Though the laws of nature may not permit the limited soil of this country to grow food enough for its teeming population, yet while Great Britain possesses mineral wealth, abundant capital, and the largest amount of skilled industry of any nation in the world, the tributary supplies of other countries would not only satisfy our present wants, but would, I firmly believe, with an unfettered commerce, raise our working population, the most numerous, and by far the most important part of the community, to the same level of prosperity as the same class in the United States. Then would there be more hope for the success of efforts to elevate the standard of moral and intellectual cultivation among them, for as an improvable material they are no way inferior to any population upon earth. John Curtis of Ohio, a free trade missionary to this country, has published a pamphlet full of important statistical facts, illustrating the suicidal policy of Great Britain, from which I venture to take the following extracts:
"England already obtains luxuries in superabundance; but these can never supply the wants of her artizans—they demand substantial bread and meat, and a market where their labor can procure these necessaries. Tropical climates are not adapted to supply their wants. For this reason trade either with the East or West Indies cannot give effectual relief: it may furnish luxuries, but England is overstocked with them already. The food of tropical climates, with the exception of rice, is not calculated for export. The people of England, if they are to import food, need the production of a climate similar to their own. In this respect America is well adapted to supply them.
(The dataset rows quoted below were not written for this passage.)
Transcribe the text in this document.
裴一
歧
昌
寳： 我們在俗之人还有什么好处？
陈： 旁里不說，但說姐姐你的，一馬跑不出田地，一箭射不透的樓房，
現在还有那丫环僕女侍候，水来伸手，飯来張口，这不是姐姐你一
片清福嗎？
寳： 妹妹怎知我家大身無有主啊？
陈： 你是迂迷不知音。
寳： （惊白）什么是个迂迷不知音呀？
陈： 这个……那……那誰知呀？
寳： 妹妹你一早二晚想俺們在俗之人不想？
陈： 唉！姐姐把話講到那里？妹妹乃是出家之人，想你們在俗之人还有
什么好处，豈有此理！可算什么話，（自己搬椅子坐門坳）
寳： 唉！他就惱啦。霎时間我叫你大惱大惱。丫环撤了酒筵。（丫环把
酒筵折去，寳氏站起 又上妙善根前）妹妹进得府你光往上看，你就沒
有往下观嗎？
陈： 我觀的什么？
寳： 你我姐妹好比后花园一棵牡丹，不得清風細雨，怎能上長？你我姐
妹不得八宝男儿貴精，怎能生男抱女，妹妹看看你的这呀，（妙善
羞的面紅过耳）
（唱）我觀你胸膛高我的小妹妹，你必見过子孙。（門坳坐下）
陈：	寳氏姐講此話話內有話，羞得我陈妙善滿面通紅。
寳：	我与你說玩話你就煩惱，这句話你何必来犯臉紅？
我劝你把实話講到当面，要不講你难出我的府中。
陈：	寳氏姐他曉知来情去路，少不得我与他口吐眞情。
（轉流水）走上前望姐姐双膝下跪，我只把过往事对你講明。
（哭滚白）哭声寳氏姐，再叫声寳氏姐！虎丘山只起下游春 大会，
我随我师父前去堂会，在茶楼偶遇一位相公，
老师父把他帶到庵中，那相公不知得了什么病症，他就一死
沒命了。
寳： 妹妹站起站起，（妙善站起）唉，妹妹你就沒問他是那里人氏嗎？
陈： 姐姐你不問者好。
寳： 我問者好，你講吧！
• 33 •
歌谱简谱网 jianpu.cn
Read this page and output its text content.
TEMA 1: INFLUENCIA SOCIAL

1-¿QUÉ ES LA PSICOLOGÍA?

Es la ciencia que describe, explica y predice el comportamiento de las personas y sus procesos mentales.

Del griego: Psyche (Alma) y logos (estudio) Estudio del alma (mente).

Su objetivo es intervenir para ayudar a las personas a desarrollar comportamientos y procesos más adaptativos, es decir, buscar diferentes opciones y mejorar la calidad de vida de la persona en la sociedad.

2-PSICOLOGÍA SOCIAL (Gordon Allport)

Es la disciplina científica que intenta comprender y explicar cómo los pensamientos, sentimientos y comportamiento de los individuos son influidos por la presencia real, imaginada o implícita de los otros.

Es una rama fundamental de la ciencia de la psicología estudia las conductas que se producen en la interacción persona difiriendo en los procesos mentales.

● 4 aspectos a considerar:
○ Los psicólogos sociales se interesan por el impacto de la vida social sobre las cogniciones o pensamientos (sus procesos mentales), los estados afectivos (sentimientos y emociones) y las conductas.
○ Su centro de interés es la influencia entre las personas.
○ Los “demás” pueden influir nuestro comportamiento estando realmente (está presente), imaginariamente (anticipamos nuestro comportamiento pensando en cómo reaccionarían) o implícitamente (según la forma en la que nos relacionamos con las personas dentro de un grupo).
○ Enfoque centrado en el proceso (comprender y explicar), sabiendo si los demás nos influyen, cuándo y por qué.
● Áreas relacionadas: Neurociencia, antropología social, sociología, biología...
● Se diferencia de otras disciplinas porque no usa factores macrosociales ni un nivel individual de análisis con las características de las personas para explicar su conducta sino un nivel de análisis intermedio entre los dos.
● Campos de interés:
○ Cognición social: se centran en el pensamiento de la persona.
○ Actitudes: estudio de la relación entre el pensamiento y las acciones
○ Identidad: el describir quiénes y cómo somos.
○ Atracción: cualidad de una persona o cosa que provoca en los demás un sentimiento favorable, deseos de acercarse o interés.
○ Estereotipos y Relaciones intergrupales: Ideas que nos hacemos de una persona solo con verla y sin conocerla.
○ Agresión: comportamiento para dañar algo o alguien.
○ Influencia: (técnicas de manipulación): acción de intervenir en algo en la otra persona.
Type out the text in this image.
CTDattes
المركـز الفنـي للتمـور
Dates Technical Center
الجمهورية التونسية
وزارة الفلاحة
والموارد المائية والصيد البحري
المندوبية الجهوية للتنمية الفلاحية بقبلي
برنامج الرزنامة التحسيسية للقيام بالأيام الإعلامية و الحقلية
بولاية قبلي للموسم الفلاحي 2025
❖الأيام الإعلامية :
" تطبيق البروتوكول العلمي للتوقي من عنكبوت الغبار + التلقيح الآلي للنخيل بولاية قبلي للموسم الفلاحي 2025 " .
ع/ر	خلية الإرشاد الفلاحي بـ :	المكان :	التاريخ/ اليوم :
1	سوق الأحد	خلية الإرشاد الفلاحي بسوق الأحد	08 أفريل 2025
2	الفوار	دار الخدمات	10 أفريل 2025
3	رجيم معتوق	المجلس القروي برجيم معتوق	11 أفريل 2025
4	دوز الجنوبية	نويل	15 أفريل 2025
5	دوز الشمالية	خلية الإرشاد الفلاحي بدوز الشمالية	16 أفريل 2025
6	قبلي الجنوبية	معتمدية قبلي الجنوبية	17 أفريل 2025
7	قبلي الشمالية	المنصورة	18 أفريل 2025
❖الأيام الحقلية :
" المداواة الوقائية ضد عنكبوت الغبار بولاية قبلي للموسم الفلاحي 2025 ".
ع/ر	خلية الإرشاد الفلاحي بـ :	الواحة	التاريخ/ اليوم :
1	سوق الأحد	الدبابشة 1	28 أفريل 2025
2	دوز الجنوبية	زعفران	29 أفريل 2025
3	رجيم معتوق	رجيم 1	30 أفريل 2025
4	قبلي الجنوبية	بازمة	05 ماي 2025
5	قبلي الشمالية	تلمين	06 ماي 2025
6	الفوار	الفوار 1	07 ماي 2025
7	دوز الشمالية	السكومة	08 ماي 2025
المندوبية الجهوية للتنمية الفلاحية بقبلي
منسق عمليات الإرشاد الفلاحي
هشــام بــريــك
"All parts of the United States between thirty-seven and forty-four degrees of north latitude will produce wheat. But that part of the country best adapted to furnish an abundant supply is, beyond all question, the northern part of the Mississippi valley, and the contiguous country south of the great lakes. It has been styled par excellence the wheat-growing region of America. Within its limits lie the six north-western States of the American Union, Ohio, Indiana, Illinois, Michigan, Iowa, and Wiskonsan (including as States the two territories of Iowa and Wiskonsan, about to be admitted into the Union.) These States, exclusive of two hundred thousand square miles, the title to which is yet mostly in the Indian tribes, cover an area of two hundred and thirty-six thousand and eleven square miles. The country is, generally, an undulating prairie, interspersed with groves of trees, and unbroken by hill or mountain. The soil commonly rests upon a strata of limestone, is fertile beyond description, and abundantly watered by the finest springs and streams. Its climate is clear and salubrious, and the country as well calculated as any other on the globe to minister to the support and happiness of civilized man. As already explained, for an inland country, it possesses unequalled facilities for foreign intercourse and commerce, by means of its great lakes and rivers. The most distant parts of it are now reached in twenty days from Liverpool. The energies of the American people have been chiefly expended, during the last few years, in opening and taking possession of this region, which they consider destined to become the future seat of American wealth and greatness.
"Wheat once formed a leading article in the exports of the United States. The trade of that country with Great Britain was then double the present amount in proportion to the number of the population. Had the trade of the two countries continued free, it would have increased with the increase of population and capital. The legitimate exchange trade has decreased between England and America for thirty years. What part has the restrictive system had in producing this result? A few facts may enable us not only to answer this question, but to anticipate the consequences of a continuance of the same policy. From the time of the revolutionary war in America until 1812, the trade between the two countries regularly increased with the increase of the population. The average annual consumption of foreign merchandise in the United States for each inhabitant was,
From 1790 to 1800, 39s. 4d. " 1800 to 1810, 41s. 8d. "In 1812 came the second American war, and in 1815 the British corn law, which was promptly followed by the high American tariff of 1816. For ten years prior to 1830, the annual average consumption of merchandize had fallen to 22s. 6d., while the population of the States was nearly double, and their capital treble that of the ten years preceding 1810. Soon after 1830 followed the modification of the American tariff, and the importations based on the great transatlantic loans of that period. But, notwithstanding the stimulation and extravagance of the time, the average annual consumption amounted to only 31s. per head of foreign produce during the ten years prior to 1840. Abating the importation based on the loans of the last few years, and the trade of England with the United States has not increased in amount for the last thirty years, while the population of England has increased from eighteen to twenty-seven millions, and that of the States from seven to seventeen millions.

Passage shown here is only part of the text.